I am trying to process a dataset that is approximately 2 tb using a cluster with 4.5 tb of ram. The data is in parquet format and is initially loaded into a dataframe. A subset of the data is then queried for and converted to RDD for more complicated processing. The first stage of that processing is to mapToPair to use each rows id as the key in a tuple. Then the data goes through a combineByKey operation to group all values with the same key. This operation always exceeds the maximum cluster memory and the job eventually fails. While it is shuffling there is a lot of "spilling in-memory map to disk" messages. I am wondering if I were to have the data initially partitioned such that all the rows with the same id resided within the same partition if it would need to do left shuffling and perform correctly.

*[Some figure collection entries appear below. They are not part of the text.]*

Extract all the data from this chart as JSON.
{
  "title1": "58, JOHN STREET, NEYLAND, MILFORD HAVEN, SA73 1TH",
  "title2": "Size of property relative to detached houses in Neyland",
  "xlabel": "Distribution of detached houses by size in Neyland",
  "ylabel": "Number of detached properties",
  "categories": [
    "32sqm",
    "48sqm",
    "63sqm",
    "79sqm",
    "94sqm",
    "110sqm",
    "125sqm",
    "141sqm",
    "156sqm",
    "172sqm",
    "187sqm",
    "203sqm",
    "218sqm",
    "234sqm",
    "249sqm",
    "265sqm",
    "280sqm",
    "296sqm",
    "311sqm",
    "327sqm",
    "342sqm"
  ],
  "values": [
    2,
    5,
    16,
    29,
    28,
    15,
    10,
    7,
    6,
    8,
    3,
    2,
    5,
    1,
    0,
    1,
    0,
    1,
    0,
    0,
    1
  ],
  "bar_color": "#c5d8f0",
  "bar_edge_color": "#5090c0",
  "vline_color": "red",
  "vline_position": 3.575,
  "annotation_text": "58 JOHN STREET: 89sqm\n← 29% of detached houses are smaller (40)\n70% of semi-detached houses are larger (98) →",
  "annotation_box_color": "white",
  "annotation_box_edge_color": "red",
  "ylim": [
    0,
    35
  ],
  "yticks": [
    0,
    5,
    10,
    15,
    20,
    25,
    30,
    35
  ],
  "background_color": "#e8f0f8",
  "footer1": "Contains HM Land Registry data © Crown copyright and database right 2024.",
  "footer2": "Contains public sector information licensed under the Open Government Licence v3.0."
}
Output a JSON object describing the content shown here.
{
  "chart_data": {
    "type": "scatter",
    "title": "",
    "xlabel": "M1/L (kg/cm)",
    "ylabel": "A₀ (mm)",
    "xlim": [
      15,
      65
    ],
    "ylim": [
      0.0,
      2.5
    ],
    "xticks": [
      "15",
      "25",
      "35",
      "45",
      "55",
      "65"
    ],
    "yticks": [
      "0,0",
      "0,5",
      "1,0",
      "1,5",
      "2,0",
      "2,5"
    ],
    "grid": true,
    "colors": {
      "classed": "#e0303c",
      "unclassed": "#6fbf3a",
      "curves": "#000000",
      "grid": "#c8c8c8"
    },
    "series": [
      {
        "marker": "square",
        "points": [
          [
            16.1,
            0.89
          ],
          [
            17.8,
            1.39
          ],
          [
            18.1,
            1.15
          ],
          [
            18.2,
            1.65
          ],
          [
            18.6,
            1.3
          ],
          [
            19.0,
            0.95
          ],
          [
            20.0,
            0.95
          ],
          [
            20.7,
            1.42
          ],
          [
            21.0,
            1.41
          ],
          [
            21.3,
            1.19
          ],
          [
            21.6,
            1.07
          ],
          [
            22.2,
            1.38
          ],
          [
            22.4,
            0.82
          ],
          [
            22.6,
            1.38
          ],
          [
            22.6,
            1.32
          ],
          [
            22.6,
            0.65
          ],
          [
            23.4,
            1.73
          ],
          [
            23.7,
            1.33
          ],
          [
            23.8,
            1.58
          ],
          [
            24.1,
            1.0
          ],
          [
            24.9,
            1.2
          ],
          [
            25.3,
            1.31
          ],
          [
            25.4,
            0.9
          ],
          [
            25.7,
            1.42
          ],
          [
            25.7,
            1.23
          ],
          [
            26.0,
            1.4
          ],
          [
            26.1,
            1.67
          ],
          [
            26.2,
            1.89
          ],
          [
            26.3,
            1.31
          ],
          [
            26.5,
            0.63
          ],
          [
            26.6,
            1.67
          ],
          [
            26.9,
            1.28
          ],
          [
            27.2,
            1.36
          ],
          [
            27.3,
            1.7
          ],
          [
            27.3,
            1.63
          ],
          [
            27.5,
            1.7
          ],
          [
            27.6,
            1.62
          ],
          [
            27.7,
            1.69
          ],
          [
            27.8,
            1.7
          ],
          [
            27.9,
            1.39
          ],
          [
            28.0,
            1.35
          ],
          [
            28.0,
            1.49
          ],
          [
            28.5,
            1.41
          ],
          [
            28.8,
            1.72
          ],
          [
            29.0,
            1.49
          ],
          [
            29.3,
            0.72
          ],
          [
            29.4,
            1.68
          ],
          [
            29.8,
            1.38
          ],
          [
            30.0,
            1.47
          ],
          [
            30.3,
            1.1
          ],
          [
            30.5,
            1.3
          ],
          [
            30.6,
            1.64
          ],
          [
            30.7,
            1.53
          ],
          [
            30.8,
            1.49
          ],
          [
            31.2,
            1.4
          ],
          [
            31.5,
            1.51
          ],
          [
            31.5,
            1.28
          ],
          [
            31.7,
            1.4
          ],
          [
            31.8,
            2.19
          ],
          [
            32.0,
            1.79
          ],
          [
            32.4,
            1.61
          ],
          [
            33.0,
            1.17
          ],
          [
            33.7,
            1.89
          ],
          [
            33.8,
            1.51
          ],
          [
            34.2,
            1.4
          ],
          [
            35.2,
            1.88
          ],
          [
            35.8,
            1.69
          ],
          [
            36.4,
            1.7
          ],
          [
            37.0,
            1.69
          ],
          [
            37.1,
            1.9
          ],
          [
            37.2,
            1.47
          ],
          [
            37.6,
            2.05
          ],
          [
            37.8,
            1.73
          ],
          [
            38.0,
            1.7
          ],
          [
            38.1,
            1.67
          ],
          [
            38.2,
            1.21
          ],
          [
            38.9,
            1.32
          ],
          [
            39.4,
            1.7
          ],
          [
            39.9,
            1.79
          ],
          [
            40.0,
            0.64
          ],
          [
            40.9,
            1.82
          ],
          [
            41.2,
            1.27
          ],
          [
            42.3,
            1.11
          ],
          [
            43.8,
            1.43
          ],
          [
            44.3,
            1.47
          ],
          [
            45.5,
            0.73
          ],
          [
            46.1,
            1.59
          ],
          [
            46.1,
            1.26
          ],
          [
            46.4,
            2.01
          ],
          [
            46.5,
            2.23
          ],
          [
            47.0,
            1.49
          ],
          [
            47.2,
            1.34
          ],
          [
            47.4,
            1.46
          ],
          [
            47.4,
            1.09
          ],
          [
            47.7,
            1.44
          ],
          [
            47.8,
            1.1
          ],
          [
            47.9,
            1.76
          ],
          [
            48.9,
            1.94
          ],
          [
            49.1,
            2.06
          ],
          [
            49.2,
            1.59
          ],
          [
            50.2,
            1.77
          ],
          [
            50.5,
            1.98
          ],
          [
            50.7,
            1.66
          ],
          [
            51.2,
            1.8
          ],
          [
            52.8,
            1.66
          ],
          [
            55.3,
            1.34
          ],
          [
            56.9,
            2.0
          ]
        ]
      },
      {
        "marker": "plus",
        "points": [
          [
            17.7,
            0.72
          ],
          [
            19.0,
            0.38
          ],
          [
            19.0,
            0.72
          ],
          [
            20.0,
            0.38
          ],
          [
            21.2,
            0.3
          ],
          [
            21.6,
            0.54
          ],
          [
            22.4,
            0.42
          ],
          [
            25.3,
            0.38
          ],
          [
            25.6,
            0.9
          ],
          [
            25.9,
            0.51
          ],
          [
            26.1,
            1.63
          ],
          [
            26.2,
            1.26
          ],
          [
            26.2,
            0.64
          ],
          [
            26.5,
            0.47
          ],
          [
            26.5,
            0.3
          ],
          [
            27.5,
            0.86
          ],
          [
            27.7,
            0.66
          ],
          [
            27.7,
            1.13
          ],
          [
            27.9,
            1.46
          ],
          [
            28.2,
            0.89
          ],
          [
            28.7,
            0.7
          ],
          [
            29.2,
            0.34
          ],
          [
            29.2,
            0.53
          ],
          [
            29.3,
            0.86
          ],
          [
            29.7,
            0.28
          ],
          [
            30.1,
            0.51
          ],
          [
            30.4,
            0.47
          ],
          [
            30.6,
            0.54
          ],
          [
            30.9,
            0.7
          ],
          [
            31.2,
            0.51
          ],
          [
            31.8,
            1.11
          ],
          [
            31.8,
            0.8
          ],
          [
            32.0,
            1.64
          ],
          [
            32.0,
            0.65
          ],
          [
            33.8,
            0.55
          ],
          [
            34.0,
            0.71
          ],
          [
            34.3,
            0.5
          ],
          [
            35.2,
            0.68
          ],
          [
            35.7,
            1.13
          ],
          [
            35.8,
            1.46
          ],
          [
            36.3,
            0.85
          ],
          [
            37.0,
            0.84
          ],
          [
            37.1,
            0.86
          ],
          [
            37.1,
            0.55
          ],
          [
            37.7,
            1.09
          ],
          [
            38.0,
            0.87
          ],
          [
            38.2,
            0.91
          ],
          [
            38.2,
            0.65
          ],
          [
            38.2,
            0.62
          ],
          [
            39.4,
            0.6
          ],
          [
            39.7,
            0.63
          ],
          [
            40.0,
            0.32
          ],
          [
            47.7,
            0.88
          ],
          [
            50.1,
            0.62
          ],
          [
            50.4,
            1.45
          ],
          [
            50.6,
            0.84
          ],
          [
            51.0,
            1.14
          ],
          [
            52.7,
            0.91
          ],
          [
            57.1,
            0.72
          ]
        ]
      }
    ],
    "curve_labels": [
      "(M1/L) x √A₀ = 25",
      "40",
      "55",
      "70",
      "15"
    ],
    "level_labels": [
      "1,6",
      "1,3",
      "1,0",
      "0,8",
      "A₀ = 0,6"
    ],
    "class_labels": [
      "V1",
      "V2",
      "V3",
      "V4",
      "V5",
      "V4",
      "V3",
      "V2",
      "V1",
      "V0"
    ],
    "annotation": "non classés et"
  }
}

To do the initial load I am using:
sqlContext.read().parquet(inputPathArray).repartition(10000, new Column("id"));
I am not sure if this is the correct way to partition a dataframe so that is my first question is the above correct.
My next question is that when I go from the dataframe to rdd using:
JavaRDD<LocationRecord> locationsForSpecificKey = sqlc.sql("SELECT * FROM standardlocationrecords WHERE customerID = " + customerID + " AND partnerAppID = " + partnerAppID)
.toJavaRDD().map(new LocationRecordFromRow()::apply);
is the partition scheme from the dataframe preserved or do I need to repartition after doing a mapToPair using:
rdd.partitionBy and passing in a custom HashPartitioner that uses the hash of the ID field.
My goal is to reduce the shuffling when doing the final combineByKey to prevent the job from running out of memory and failing. Any help would be greatly appreciated.
Thanks, Nathan